What do I have to lose? I pulled the spoon out of the bag and let it lead me to the well. A winding staircase, without a railing, led to its depths. I and my fear of heights began to descend into the depths of the well. Clinging to the right, as in the subway stations, to allow the brave and agile from me, to accelerate on their way.

With one hand I held the wall and with the other I continued to hold the small spoon. My knees began to tremble, and the bottom of the well was not to be seen. Then the spoon began to speak. She explained to me that I choose how deep to go down. And that if I was a little less terrified of the stairs, I could better see my memories, which had clung over the years to the walls of the well.

- And how do I know these are my memories, not someone else's?

- If they are not yours, they will not stick with me, the spoon replied and returned to her silence.

Daylight has long since disappeared. The other rememberers who were there also disappeared. There was a deep silence in the well, and a smell I could hardly describe in words was in the air. It was made up of food scents, perfume and body odors and smell of stagnant water, probably of unclaimed memories.

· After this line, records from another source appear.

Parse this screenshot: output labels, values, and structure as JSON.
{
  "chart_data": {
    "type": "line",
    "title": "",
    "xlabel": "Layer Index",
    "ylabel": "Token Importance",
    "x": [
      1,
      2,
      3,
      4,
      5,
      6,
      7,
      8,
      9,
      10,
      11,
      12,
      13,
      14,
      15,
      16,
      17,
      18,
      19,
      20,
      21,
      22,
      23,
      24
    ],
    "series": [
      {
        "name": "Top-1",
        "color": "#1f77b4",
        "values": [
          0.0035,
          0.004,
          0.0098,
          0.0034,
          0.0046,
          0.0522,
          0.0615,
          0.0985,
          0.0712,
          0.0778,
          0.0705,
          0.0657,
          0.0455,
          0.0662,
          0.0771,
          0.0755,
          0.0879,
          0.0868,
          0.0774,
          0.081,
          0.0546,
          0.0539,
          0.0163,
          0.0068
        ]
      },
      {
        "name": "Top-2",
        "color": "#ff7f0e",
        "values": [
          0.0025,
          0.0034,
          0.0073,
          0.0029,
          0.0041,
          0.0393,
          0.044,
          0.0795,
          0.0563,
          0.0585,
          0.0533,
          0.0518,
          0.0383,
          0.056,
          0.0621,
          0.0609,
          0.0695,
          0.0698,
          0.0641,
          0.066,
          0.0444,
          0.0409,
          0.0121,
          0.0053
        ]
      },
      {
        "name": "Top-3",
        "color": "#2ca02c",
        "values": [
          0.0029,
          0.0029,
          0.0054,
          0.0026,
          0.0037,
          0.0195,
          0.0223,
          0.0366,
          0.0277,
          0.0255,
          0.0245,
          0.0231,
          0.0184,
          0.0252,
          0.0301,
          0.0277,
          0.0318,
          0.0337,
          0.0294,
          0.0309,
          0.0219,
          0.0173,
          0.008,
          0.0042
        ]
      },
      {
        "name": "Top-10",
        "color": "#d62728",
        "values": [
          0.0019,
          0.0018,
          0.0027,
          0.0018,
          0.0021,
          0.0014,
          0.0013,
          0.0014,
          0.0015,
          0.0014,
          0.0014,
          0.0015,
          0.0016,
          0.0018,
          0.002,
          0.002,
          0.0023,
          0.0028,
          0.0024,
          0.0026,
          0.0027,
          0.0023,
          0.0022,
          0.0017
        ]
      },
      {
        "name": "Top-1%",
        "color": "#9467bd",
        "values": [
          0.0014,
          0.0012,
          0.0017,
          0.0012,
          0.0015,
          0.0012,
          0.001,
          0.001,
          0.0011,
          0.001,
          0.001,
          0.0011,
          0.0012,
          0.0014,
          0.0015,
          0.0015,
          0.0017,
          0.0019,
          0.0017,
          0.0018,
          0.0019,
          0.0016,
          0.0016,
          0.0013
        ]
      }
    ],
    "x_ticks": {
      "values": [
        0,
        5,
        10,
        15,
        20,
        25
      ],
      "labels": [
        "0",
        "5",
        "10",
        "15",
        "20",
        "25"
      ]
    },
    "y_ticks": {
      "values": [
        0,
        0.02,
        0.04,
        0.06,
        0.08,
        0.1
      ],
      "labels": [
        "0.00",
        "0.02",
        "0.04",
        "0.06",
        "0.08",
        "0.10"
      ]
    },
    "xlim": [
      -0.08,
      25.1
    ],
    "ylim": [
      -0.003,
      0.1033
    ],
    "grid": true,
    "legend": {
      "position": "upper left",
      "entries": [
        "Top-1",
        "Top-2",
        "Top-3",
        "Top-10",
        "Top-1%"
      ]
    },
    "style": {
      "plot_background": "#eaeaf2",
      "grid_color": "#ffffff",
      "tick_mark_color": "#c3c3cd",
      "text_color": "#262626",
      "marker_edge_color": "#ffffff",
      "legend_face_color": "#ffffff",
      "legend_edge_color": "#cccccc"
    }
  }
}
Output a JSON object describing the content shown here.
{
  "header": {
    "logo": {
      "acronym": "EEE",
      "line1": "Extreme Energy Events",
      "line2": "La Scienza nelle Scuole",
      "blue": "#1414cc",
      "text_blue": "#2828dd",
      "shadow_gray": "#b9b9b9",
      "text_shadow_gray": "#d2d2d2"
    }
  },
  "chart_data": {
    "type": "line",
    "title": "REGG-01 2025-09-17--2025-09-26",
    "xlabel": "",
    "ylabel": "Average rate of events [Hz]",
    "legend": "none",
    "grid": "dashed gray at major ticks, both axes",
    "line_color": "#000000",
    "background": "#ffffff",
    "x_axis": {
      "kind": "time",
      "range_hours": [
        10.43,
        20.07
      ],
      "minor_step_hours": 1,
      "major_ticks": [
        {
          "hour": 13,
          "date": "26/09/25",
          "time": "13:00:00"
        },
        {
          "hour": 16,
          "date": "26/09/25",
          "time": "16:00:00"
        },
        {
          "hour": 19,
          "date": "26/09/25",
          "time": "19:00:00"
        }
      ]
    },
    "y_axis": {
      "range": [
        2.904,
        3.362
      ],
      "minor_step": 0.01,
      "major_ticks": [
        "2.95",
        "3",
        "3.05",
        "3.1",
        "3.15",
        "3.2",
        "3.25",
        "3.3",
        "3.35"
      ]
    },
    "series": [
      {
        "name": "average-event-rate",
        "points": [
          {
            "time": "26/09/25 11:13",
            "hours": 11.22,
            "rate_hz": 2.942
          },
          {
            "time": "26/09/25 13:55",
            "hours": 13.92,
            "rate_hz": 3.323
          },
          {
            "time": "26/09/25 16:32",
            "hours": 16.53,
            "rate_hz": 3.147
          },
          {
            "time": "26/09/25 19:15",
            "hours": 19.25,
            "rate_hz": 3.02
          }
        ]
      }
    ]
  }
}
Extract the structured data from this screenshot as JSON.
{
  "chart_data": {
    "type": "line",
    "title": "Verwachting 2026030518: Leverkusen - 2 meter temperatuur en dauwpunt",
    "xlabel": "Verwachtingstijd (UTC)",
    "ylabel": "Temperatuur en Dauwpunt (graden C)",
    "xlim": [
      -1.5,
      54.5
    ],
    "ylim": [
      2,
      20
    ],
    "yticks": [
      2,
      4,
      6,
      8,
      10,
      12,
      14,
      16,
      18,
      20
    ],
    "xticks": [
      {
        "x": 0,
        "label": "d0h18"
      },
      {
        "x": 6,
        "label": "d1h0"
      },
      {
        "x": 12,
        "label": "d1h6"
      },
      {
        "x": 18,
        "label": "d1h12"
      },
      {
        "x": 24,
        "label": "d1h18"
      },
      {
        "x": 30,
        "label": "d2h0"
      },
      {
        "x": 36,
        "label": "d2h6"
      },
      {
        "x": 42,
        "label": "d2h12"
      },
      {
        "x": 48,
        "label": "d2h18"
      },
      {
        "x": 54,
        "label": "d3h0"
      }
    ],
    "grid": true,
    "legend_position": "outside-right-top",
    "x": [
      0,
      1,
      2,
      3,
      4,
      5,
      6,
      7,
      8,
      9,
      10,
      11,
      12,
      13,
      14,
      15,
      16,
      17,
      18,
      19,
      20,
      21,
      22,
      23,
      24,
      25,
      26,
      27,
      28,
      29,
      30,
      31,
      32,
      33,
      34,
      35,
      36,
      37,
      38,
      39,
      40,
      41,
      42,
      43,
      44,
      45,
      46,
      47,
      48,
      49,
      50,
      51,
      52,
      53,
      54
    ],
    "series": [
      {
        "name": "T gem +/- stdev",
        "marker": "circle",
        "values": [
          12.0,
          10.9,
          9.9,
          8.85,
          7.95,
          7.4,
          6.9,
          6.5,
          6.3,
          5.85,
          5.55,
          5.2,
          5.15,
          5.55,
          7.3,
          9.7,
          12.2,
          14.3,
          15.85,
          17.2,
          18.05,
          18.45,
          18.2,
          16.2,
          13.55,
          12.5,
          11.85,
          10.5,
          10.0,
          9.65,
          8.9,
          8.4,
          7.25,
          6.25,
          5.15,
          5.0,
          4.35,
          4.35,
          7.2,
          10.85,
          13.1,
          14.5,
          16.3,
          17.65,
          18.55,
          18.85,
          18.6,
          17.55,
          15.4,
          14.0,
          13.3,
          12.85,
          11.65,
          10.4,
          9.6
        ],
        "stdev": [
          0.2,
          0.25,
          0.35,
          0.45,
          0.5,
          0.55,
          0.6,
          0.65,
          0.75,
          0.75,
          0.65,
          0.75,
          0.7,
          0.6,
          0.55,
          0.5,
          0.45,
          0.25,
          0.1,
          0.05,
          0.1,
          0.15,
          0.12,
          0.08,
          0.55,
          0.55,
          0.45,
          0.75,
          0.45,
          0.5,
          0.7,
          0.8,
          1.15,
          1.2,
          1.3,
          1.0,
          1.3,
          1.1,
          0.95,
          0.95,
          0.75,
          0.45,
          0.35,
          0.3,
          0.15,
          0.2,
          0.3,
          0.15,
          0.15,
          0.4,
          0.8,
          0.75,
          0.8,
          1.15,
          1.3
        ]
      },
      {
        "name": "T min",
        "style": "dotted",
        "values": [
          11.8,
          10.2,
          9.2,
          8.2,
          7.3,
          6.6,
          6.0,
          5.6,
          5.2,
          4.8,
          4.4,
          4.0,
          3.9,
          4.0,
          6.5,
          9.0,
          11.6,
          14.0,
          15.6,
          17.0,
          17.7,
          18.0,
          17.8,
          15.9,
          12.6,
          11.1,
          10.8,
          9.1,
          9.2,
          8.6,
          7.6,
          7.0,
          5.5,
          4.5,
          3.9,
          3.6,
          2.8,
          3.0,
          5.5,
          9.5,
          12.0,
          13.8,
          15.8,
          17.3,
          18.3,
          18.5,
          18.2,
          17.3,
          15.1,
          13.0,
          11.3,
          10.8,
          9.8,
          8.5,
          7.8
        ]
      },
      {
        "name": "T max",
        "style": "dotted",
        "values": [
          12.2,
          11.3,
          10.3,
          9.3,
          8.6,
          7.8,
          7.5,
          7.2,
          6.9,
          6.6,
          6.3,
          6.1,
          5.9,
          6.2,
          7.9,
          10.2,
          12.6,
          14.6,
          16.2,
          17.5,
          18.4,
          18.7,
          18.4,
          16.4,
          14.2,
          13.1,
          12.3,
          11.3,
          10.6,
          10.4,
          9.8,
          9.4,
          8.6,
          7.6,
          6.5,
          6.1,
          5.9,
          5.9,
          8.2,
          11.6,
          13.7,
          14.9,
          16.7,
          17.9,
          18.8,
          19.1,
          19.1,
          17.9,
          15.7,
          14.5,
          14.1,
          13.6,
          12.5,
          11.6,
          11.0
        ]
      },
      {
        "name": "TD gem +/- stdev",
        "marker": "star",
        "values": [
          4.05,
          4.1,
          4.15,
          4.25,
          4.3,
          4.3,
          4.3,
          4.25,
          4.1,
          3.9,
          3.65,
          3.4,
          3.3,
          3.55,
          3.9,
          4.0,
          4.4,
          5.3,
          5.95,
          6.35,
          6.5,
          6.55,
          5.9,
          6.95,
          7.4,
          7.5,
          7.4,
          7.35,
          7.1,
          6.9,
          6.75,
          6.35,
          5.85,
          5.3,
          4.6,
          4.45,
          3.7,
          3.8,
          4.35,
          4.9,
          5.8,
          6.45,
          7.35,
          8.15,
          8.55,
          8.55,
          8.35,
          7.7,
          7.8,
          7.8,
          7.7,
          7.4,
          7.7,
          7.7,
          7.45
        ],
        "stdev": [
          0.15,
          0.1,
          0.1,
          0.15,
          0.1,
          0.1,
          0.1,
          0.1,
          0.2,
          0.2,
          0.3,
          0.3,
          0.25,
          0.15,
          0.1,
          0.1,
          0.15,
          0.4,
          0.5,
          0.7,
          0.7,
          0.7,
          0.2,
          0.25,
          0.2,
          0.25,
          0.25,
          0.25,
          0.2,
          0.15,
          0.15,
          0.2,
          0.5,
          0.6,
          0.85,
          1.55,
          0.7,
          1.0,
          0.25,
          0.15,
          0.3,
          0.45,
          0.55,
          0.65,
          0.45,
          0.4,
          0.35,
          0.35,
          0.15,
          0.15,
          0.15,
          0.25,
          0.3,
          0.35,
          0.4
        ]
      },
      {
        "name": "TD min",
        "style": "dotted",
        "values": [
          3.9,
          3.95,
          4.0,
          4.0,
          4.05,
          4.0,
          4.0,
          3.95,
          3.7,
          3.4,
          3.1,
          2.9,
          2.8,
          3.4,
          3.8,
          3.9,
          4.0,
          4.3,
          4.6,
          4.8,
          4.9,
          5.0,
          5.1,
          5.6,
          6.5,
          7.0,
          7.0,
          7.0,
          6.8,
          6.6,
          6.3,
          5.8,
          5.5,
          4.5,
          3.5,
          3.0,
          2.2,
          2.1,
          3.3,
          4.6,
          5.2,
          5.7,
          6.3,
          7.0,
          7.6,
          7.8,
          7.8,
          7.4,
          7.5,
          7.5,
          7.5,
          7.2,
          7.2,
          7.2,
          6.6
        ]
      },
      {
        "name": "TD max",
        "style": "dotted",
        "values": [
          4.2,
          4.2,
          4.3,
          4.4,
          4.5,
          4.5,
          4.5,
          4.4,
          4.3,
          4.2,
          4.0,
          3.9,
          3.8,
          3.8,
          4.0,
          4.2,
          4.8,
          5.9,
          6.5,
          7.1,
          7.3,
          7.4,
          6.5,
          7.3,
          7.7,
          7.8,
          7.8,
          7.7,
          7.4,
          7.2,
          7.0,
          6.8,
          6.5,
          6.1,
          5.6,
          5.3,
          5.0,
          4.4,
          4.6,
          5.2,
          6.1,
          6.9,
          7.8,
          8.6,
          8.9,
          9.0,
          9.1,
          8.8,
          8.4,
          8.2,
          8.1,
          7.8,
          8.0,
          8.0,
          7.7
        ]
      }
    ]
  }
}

The darkness inside the well sharpened the rest of the senses. I heard a baby crying and the sound of my own sobbing. I heard music that made the body move naughtily. The well walls were damp and dry to the touch, probably from new and old memories. The taste of Grandma's yeast cake stood in my mouth, along with a bitter taste of heartbreak, apparently.

I did not reach the bottom of the well. I left it for next time. I returned to the path leading up, and further, to the house. There, in the small pond in the yard, I released the goldfish.

I wrote this short story with the help of story cards from a kit I purchased years ago at the Scottish Center for Storytelling, a small building located in the center of beautiful Edinburgh. It has cards of kings and queens, princes and princesses and also a dream keeper and magic mirror, healing magic, man on the moon and more. I opened it again this week, because sometimes it takes some magic, some moving away to the realms of the imagination, to gather the mind, strengthen it, and return to the path "that is still unfolding along," as the poem puts it.

If you met on the way a good fairy who can cast a spell of forgetting, what would you ask to forget? If that good fairy had given you a small spoon that leads to the well of memories, what lost memories would you ask to retrieve?